Cut the rhubarb into very short lengths and cook gently with the redcurrant jelly, orange juice and one tablespoon sugar until it is just soft. Turn off the heat, stir in the sherry and put in a serving dish. Leave to cool. Break the sponge fingers into four and stir gently into the rhubarb (this can be done the night before). Whip the cream and cover the rhubarb with it. Put the flaked almonds and the other tablespoon of sugar in a dry frying-pan and fry, stirring, until the almonds are golden and caramelised (warning: they burn easily if not watched). When cool, sprinkle on top of the dish. 

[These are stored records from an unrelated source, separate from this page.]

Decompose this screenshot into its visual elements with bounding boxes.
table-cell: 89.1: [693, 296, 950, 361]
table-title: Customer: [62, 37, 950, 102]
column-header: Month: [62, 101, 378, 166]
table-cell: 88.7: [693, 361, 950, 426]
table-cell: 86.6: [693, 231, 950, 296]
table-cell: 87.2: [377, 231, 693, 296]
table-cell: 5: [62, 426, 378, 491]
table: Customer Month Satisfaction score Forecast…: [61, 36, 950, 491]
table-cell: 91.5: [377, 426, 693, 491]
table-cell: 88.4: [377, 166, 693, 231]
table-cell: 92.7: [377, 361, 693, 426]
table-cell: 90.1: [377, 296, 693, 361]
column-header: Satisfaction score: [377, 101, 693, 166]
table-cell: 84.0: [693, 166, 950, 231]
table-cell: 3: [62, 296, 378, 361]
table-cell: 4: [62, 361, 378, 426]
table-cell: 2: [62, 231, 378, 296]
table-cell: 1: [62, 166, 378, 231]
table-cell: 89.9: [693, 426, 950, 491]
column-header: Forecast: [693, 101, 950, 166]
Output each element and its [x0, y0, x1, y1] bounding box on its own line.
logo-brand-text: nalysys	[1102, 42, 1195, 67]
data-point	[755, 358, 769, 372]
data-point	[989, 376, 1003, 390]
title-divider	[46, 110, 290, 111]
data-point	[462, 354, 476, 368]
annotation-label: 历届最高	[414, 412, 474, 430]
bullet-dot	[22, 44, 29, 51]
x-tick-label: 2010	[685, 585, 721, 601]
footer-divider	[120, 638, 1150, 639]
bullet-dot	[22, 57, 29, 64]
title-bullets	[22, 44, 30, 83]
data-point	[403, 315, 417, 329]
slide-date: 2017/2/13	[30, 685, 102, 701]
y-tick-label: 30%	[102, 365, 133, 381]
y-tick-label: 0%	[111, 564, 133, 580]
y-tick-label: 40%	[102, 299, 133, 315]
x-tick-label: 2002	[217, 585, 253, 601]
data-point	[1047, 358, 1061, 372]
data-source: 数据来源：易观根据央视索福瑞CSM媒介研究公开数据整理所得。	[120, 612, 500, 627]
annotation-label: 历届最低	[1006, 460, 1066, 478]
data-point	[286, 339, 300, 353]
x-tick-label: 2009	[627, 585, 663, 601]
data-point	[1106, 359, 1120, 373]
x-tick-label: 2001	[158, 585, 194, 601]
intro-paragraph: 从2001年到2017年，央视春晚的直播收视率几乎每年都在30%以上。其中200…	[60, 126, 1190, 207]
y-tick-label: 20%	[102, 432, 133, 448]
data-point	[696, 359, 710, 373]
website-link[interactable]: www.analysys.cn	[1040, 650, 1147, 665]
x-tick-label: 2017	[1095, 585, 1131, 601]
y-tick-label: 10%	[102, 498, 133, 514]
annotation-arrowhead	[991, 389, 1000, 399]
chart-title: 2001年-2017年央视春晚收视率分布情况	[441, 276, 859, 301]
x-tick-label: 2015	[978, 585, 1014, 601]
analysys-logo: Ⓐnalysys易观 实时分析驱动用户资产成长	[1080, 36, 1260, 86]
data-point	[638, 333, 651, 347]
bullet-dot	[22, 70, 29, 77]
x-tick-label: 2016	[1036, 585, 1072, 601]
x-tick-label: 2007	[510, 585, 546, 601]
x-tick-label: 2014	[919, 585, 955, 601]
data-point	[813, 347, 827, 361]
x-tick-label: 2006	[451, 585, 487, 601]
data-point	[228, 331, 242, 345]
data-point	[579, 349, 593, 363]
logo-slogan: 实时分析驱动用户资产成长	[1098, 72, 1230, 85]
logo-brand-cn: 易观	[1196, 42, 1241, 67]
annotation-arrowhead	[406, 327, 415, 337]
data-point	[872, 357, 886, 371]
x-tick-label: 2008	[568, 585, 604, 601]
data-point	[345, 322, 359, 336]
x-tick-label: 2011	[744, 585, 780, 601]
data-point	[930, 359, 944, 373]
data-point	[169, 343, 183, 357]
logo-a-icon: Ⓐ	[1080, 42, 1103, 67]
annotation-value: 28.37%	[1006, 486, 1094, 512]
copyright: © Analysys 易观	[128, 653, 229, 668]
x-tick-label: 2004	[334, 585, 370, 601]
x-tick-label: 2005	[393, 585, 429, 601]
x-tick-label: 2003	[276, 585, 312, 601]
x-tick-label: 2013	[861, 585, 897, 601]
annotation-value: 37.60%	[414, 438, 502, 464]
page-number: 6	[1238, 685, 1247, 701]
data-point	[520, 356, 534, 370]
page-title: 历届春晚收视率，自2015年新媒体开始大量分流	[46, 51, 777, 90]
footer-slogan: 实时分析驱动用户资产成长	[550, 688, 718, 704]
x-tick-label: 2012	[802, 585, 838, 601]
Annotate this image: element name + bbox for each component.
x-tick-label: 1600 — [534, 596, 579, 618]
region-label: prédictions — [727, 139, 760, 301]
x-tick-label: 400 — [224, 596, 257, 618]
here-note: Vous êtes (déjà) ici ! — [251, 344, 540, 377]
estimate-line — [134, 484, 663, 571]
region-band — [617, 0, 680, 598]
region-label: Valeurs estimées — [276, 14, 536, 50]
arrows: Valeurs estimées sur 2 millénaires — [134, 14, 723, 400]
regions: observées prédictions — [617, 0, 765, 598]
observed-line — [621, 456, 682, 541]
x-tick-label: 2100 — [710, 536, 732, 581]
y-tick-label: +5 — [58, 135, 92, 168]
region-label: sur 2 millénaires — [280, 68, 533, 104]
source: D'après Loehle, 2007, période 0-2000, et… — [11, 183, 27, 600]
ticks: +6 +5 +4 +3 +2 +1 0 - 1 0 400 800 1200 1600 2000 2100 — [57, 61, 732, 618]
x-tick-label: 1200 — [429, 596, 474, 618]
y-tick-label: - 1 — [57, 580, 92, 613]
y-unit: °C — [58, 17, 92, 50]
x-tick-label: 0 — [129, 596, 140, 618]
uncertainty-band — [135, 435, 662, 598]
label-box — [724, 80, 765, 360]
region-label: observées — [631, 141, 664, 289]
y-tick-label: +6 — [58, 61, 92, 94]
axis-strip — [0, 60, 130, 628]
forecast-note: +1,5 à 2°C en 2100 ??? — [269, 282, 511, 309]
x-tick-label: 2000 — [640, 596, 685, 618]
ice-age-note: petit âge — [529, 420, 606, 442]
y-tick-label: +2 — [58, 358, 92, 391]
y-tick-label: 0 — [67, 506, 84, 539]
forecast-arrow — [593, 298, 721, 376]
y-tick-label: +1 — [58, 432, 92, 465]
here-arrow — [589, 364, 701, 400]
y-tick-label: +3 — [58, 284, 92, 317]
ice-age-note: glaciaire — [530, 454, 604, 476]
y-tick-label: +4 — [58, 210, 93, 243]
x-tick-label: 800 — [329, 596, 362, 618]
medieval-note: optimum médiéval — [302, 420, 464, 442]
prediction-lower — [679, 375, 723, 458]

                                                            Dried fruits in Central Asia



1 bunch (about 500gr) seedless grapes, preferably large
80gr good quality feta
1 tablespoon light olive oil
2 tablespoons liquid honey
1-2 sprigs fresh thyme

Remove the grapes from their stalks and put in an oven-proof dish in which they fit in one to two layers. Pour over the olive oil and honey and mix to coat them. Bury the piece of feta and the thyme sprigs among them. Cook for 20 minutes in an oven-pre-heated to 200˚ (non-fan), until the grapes are softened and oozy. Leave to cool. Discard the thyme sprigs. Crumble the feta over the grapes (it will be a bit squidgy, but reduce it to fairly small pieces).